The New Zealand Order of Merit


The New Zealand Order of Merit was instituted by Royal Warrant dated 30 May 1996. The Order is awarded to those “who in any field of endeavour, have rendered meritorious service to the Crown and the nation or who have become distinguished by their eminence, talents, contributions, or other merits”.


His Majesty The King is Sovereign and the Governor-General is Chancellor of the Order. There is also a Secretary and Registrar (the Clerk of the Executive Council) and a Herald (the New Zealand Herald of Arms) of the Order.


The Order allows for Ordinary, Additional and Honorary membership. Those citizens of countries of which The King is sovereign are eligible for Ordinary membership.

Breast Star of a Knight or Dame Grand Companion of the New Zealand Order of Merit

Additional members are appointed on significant royal, national or state occasions.


There are five levels within the Order:

  • Dames and Knights Grand Companions
  • Dames and Knights Companions
  • Companions
  • Officers
  • Members
  • Breast Star of a Knight or Dame Grand Companion of the New Zealand Order of Merit Badge of a Companion of the New Zealand Order of Merit (neck ribbon).
    Companions of the New Zealand Order of Merit

    A badge, in the form of a cross in white enamel set in silver-gilt (gold) with, in the centre, a medallion comprising the New Zealand Coat of Arms in coloured enamel, within a circle of green enamel bearing the motto of the Order and surmounted by a Royal Crown. Since the Royal Warrant was revised in 2009, the badge may be worn in three ways: suspended from a wide ribbon or sash over the right-hand shoulder, passing to the left-hand side of the waist, and resting on the left hip; from a neck ribbon; or from a ribbon bow worn on the left shoulder (chest).

    Lapel badges and miniatures

    Lapel badges for everyday wear, and miniatures for evening wear, and on other appropriate occasions, are available to members of the various levels of the Order.

    The insignia of The New Zealand Order of Merit is currently supplied by Thomas Fattorini Ltd., of the United Kingdom, and Eng Leong Medallic Industries Pte Ltd., of Singapore.

    Elizabeth II wearing the sash and star of the New Zealand Order of Merit Queen Elizabeth II wearing the sash and star of the New Zealand Order of Merit

    The motto of the Order is FOR MERIT, in English, and TOHU HIRANGA, in Māori. The literal translation of the Māori is “to achieve excellence”.

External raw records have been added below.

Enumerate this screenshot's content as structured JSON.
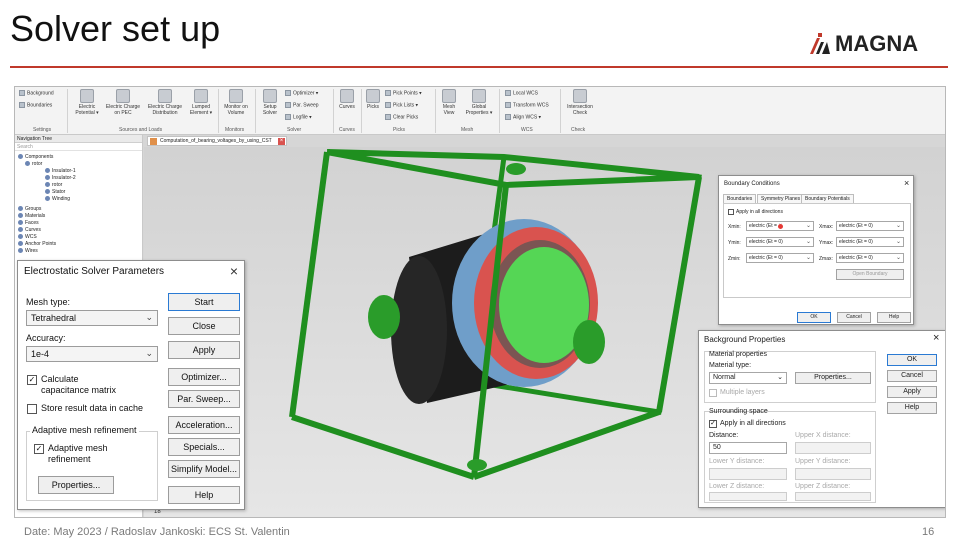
{
  "slide": {
    "title": "Solver set up",
    "logo_text": "MAGNA",
    "footer": "Date: May 2023  / Radoslav Jankoski: ECS St. Valentin",
    "page_number": "16",
    "accent_color": "#c0392b"
  },
  "ribbon": {
    "items": {
      "background": "Background",
      "boundaries": "Boundaries",
      "electric_potential_1": "Electric",
      "electric_potential_2": "Potential ▾",
      "charge_pec_1": "Electric Charge",
      "charge_pec_2": "on PEC",
      "charge_dist_1": "Electric Charge",
      "charge_dist_2": "Distribution",
      "lumped_1": "Lumped",
      "lumped_2": "Element ▾",
      "monitor_1": "Monitor on",
      "monitor_2": "Volume",
      "setup_1": "Setup",
      "setup_2": "Solver",
      "optimizer": "Optimizer ▾",
      "par_sweep": "Par. Sweep",
      "logfile": "Logfile ▾",
      "curves": "Curves",
      "picks": "Picks",
      "pick_points": "Pick Points ▾",
      "pick_lists": "Pick Lists ▾",
      "clear_picks": "Clear Picks",
      "mesh_view_1": "Mesh",
      "mesh_view_2": "View",
      "global_props_1": "Global",
      "global_props_2": "Properties ▾",
      "local_wcs": "Local WCS",
      "transform_wcs": "Transform WCS",
      "align_wcs": "Align WCS ▾",
      "intersection_1": "Intersection",
      "intersection_2": "Check"
    },
    "groups": {
      "settings": "Settings",
      "sources": "Sources and Loads",
      "monitors": "Monitors",
      "solver": "Solver",
      "curves": "Curves",
      "picks": "Picks",
      "mesh": "Mesh",
      "wcs": "WCS",
      "check": "Check"
    }
  },
  "nav_tree": {
    "title": "Navigation Tree",
    "search": "Search",
    "rows": [
      "Components",
      "rotor",
      "Insulator-1",
      "Insulator-2",
      "rotor",
      "Stator",
      "Winding",
      "Groups",
      "Materials",
      "Faces",
      "Curves",
      "WCS",
      "Anchor Points",
      "Wires"
    ]
  },
  "doc_tab": {
    "label": "Computation_of_bearing_voltages_by_using_CST"
  },
  "viewport": {
    "axis_value": "18"
  },
  "es_dialog": {
    "title": "Electrostatic Solver Parameters",
    "mesh_type_label": "Mesh type:",
    "mesh_type_value": "Tetrahedral",
    "accuracy_label": "Accuracy:",
    "accuracy_value": "1e-4",
    "calc_cap_1": "Calculate",
    "calc_cap_2": "capacitance matrix",
    "calc_cap_checked": "✓",
    "store_cache": "Store result data in cache",
    "adaptive_group": "Adaptive mesh refinement",
    "adaptive_1": "Adaptive mesh",
    "adaptive_2": "refinement",
    "adaptive_checked": "✓",
    "properties": "Properties...",
    "buttons": [
      "Start",
      "Close",
      "Apply",
      "Optimizer...",
      "Par. Sweep...",
      "Acceleration...",
      "Specials...",
      "Simplify Model...",
      "Help"
    ]
  },
  "bc_dialog": {
    "title": "Boundary Conditions",
    "tabs": [
      "Boundaries",
      "Symmetry Planes",
      "Boundary Potentials"
    ],
    "apply_all": "Apply in all directions",
    "rows": [
      {
        "min_label": "Xmin:",
        "min_value": "electric (Et = 0)",
        "max_label": "Xmax:",
        "max_value": "electric (Et = 0)"
      },
      {
        "min_label": "Ymin:",
        "min_value": "electric (Et = 0)",
        "max_label": "Ymax:",
        "max_value": "electric (Et = 0)"
      },
      {
        "min_label": "Zmin:",
        "min_value": "electric (Et = 0)",
        "max_label": "Zmax:",
        "max_value": "electric (Et = 0)"
      }
    ],
    "open_boundary": "Open Boundary",
    "ok": "OK",
    "cancel": "Cancel",
    "help": "Help"
  },
  "bg_dialog": {
    "title": "Background Properties",
    "material_group": "Material properties",
    "material_type_label": "Material type:",
    "material_type_value": "Normal",
    "properties": "Properties...",
    "multiple_layers": "Multiple layers",
    "surrounding_group": "Surrounding space",
    "apply_all": "Apply in all directions",
    "apply_all_checked": "✓",
    "distance_label": "Distance:",
    "distance_value": "50",
    "upper_x": "Upper X distance:",
    "lower_y": "Lower Y distance:",
    "upper_y": "Upper Y distance:",
    "lower_z": "Lower Z distance:",
    "upper_z": "Upper Z distance:",
    "buttons": [
      "OK",
      "Cancel",
      "Apply",
      "Help"
    ]
  }
}
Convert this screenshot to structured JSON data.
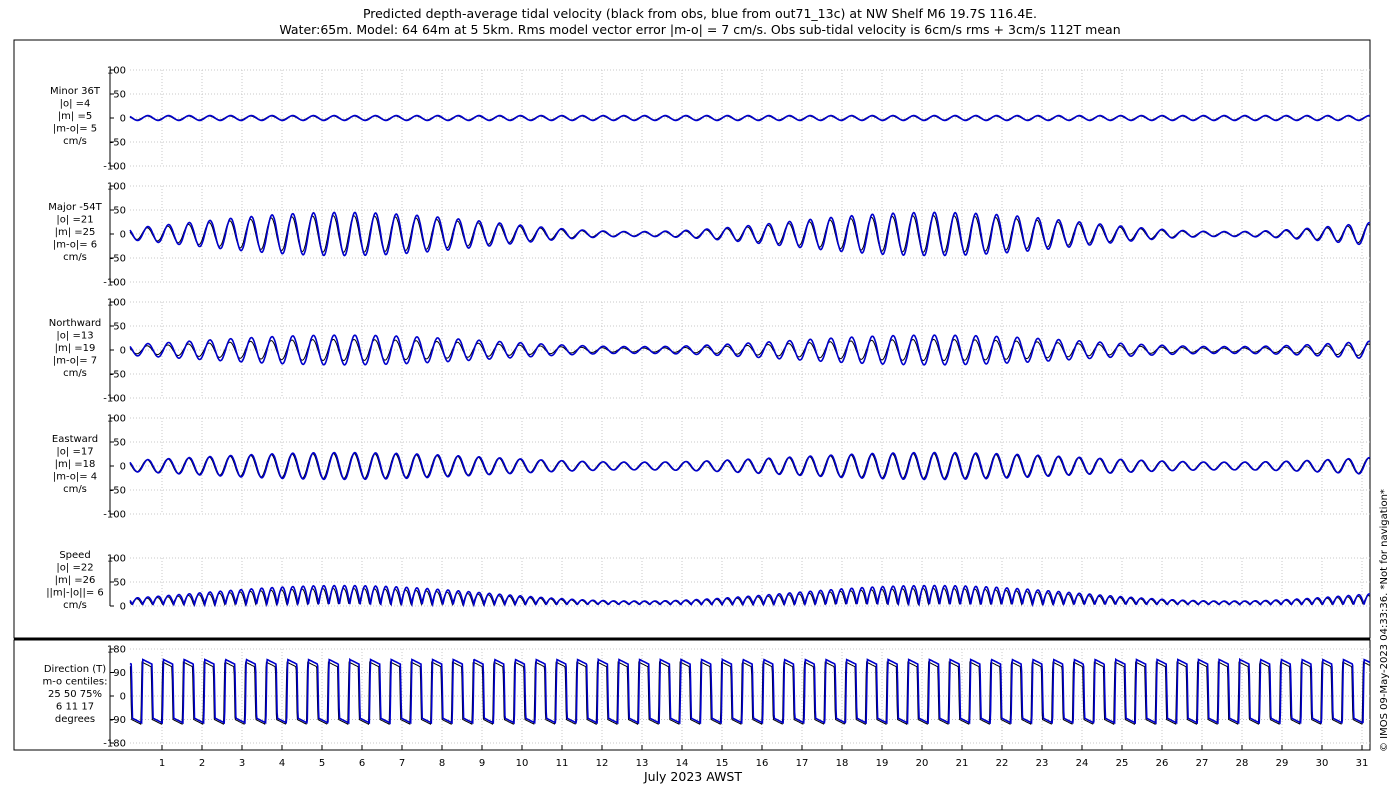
{
  "title": {
    "line1": "Predicted depth-average tidal velocity (black from obs, blue from out71_13c) at NW Shelf M6 19.7S 116.4E.",
    "line2": "Water:65m. Model: 64 64m at 5 5km. Rms model vector error |m-o| = 7 cm/s. Obs sub-tidal velocity is 6cm/s rms + 3cm/s 112T mean"
  },
  "footer": "© IMOS 09-May-2023 04:33:36. *Not for navigation*",
  "colors": {
    "obs": "#000000",
    "model": "#0000cc",
    "grid": "#c8c8c8"
  },
  "chart_data": {
    "type": "line",
    "xlabel": "July 2023 AWST",
    "xticks": [
      1,
      2,
      3,
      4,
      5,
      6,
      7,
      8,
      9,
      10,
      11,
      12,
      13,
      14,
      15,
      16,
      17,
      18,
      19,
      20,
      21,
      22,
      23,
      24,
      25,
      26,
      27,
      28,
      29,
      30,
      31
    ],
    "xlim": [
      0.2,
      31.2
    ],
    "grid": true,
    "series_legend": {
      "obs": "black from obs",
      "model": "blue from out71_13c"
    },
    "panels": [
      {
        "id": "minor",
        "label": [
          "Minor 36T",
          "|o| =4",
          "|m| =5",
          "|m-o|= 5",
          "cm/s"
        ],
        "ylim": [
          -100,
          100
        ],
        "yticks": [
          -100,
          -50,
          0,
          50,
          100
        ],
        "model": {
          "kind": "wave",
          "amp": 5,
          "spring_amp": 0,
          "offset": 0
        },
        "obs": {
          "kind": "wave",
          "amp": 4,
          "spring_amp": 0,
          "offset": 0
        }
      },
      {
        "id": "major",
        "label": [
          "Major -54T",
          "|o| =21",
          "|m| =25",
          "|m-o|= 6",
          "cm/s"
        ],
        "ylim": [
          -100,
          100
        ],
        "yticks": [
          -100,
          -50,
          0,
          50,
          100
        ],
        "model": {
          "kind": "wave",
          "amp": 25,
          "spring_amp": 20,
          "offset": 0
        },
        "obs": {
          "kind": "wave",
          "amp": 21,
          "spring_amp": 17,
          "offset": 0
        }
      },
      {
        "id": "northward",
        "label": [
          "Northward",
          "|o| =13",
          "|m| =19",
          "|m-o|= 7",
          "cm/s"
        ],
        "ylim": [
          -100,
          100
        ],
        "yticks": [
          -100,
          -50,
          0,
          50,
          100
        ],
        "model": {
          "kind": "wave",
          "amp": 19,
          "spring_amp": 12,
          "offset": 0
        },
        "obs": {
          "kind": "wave",
          "amp": 13,
          "spring_amp": 9,
          "offset": 0
        }
      },
      {
        "id": "eastward",
        "label": [
          "Eastward",
          "|o| =17",
          "|m| =18",
          "|m-o|= 4",
          "cm/s"
        ],
        "ylim": [
          -100,
          100
        ],
        "yticks": [
          -100,
          -50,
          0,
          50,
          100
        ],
        "model": {
          "kind": "wave",
          "amp": 18,
          "spring_amp": 10,
          "offset": 0
        },
        "obs": {
          "kind": "wave",
          "amp": 17,
          "spring_amp": 9,
          "offset": 0
        }
      },
      {
        "id": "speed",
        "label": [
          "Speed",
          "|o| =22",
          "|m| =26",
          "||m|-|o||= 6",
          "cm/s"
        ],
        "ylim": [
          0,
          100
        ],
        "yticks": [
          0,
          50,
          100
        ],
        "model": {
          "kind": "speed",
          "amp": 26,
          "spring_amp": 18,
          "offset": 0
        },
        "obs": {
          "kind": "speed",
          "amp": 22,
          "spring_amp": 15,
          "offset": 0
        }
      },
      {
        "id": "direction",
        "label": [
          "Direction (T)",
          "m-o centiles:",
          "25  50  75%",
          "6  11  17",
          "degrees"
        ],
        "ylim": [
          -180,
          180
        ],
        "yticks": [
          -180,
          -90,
          0,
          90,
          180
        ],
        "model": {
          "kind": "direction",
          "high": 140,
          "low": -85,
          "offset": 0
        },
        "obs": {
          "kind": "direction",
          "high": 130,
          "low": -90,
          "offset": 0
        }
      }
    ]
  }
}
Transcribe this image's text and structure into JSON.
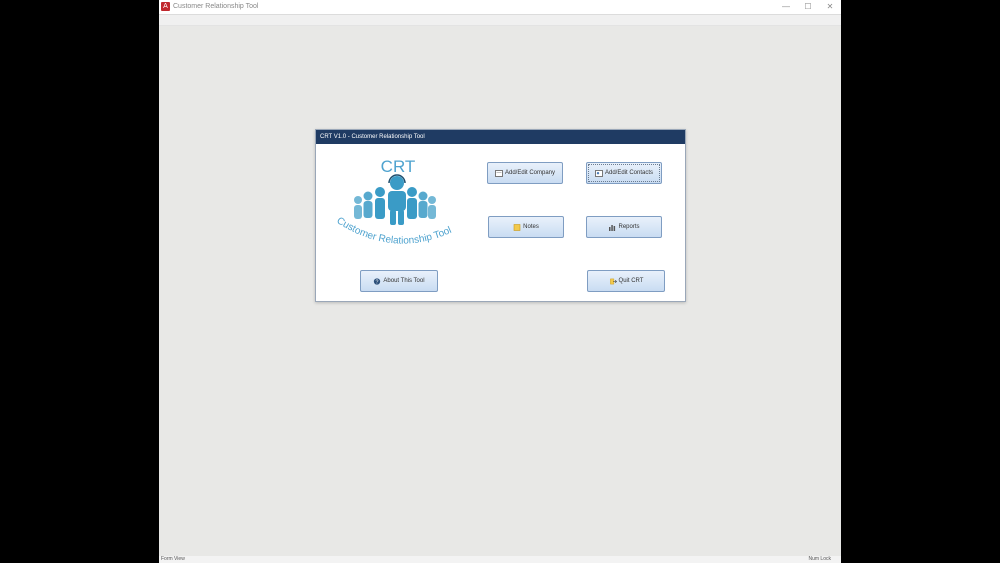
{
  "window": {
    "title": "Customer Relationship Tool"
  },
  "window_controls": {
    "minimize": "—",
    "maximize": "☐",
    "close": "✕"
  },
  "statusbar": {
    "left": "Form View",
    "right": "Num Lock"
  },
  "dialog": {
    "title": "CRT V1.0 - Customer Relationship Tool"
  },
  "logo": {
    "heading": "CRT",
    "tagline": "Customer Relationship Tool"
  },
  "buttons": {
    "add_edit_company": "Add/Edit Company",
    "add_edit_contacts": "Add/Edit Contacts",
    "notes": "Notes",
    "reports": "Reports",
    "about": "About This Tool",
    "quit": "Quit CRT"
  },
  "colors": {
    "dialog_title_bg": "#1f3b63",
    "logo_blue": "#3a9bc6",
    "button_border": "#7f9dc2"
  }
}
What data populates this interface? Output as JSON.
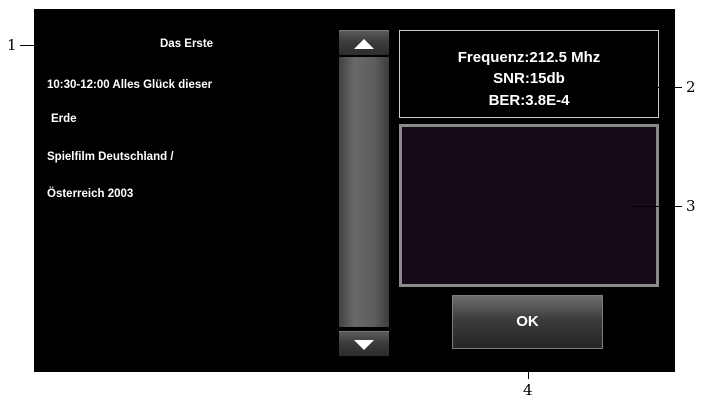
{
  "channel": {
    "name": "Das Erste",
    "lines": [
      "10:30-12:00 Alles Glück dieser",
      "Erde",
      "Spielfilm Deutschland /",
      "Österreich 2003"
    ]
  },
  "signal": {
    "frequency": "Frequenz:212.5 Mhz",
    "snr": "SNR:15db",
    "ber": "BER:3.8E-4"
  },
  "buttons": {
    "ok_label": "OK"
  },
  "icons": {
    "scroll_up": "triangle-up-icon",
    "scroll_down": "triangle-down-icon"
  },
  "callouts": [
    "1",
    "2",
    "3",
    "4"
  ],
  "colors": {
    "background": "#000000",
    "text": "#ffffff",
    "preview": "#150a15",
    "border": "#8a8a8a"
  }
}
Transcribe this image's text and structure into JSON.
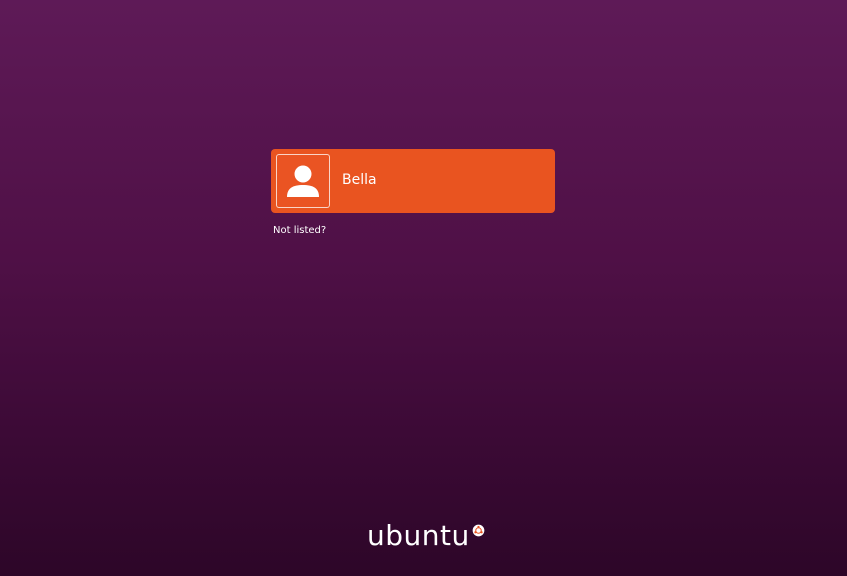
{
  "colors": {
    "accent": "#e95420",
    "background_top": "#5e1a57",
    "background_bottom": "#2d0628",
    "text": "#ffffff"
  },
  "user_list": {
    "users": [
      {
        "name": "Bella",
        "avatar_icon": "user-silhouette-icon",
        "selected": true
      }
    ]
  },
  "not_listed": {
    "label": "Not listed?"
  },
  "branding": {
    "wordmark": "ubuntu",
    "logo_icon": "circle-of-friends-icon"
  }
}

    As the Order is an ‘Order of Chivalry’, a cross [a straight cross paty (or formy) convex] was selected for the badge. The particular shape of the cross chosen is not significant, although it has been found on several Māori tribal flags of the nineteenth century. The motto is set in green enamel which alludes to the highly prized pounamu or New Zealand greenstone (nephrite) which is noted for its beauty and toughness.

    The breast star is based on the head or crown of the ponga or silver fern tree (cyathea dealbata) which is common throughout the country. It is regarded as a national emblem of New Zealand. The fern frond, in particular the silver fern frond, is to New Zealand what the oak leaves are to England and the laurel leaves to the world at large, i.e. the symbol of the champion, the winner or the achiever.

    The ribbon and sash of the Order is plain red ochre (kokowai).

    Design of The New Zealand Orders

    The Māori dimension
    Traditional Māori designs, colours, and symbolism have been blended into the design of the insignia of the three New Zealand Orders (the King's Service Order and associated Medal, the Order of New Zealand, and the New Zealand Order of Merit).

    Badge of the New Zealand Order of Merit Badge of the New Zealand Order of Merit

    Red ochre (kokowai) has been used in the ribbon of each Order. This colour has a spiritual significance for Māori. Red ochre was given official sanction as a national colour with the institution of the Queen's Service Order in 1975. (Other New Zealand national colours are black and white/silver and these may be found in the design of a variety of ribbons for other medals.) Red and gold are traditional colours associated with knighthood, and red is often used in heraldry to allude to toil, hard work and achievement.

    The Warrants of Appointment (certificates) issued to those persons appointed to New Zealand's Orders are in English and Te Reo Māori.

    The designer of New Zealand's honours insignia
    The various insignia of New Zealand's Orders has been designed by Phillip O’Shea, CNZM, CVO, New Zealand Herald of Arms Extraordinary to The King. He also designed the New Zealand Gallantry and Bravery Awards (except for the Victoria Cross for New Zealand) and many other official medals.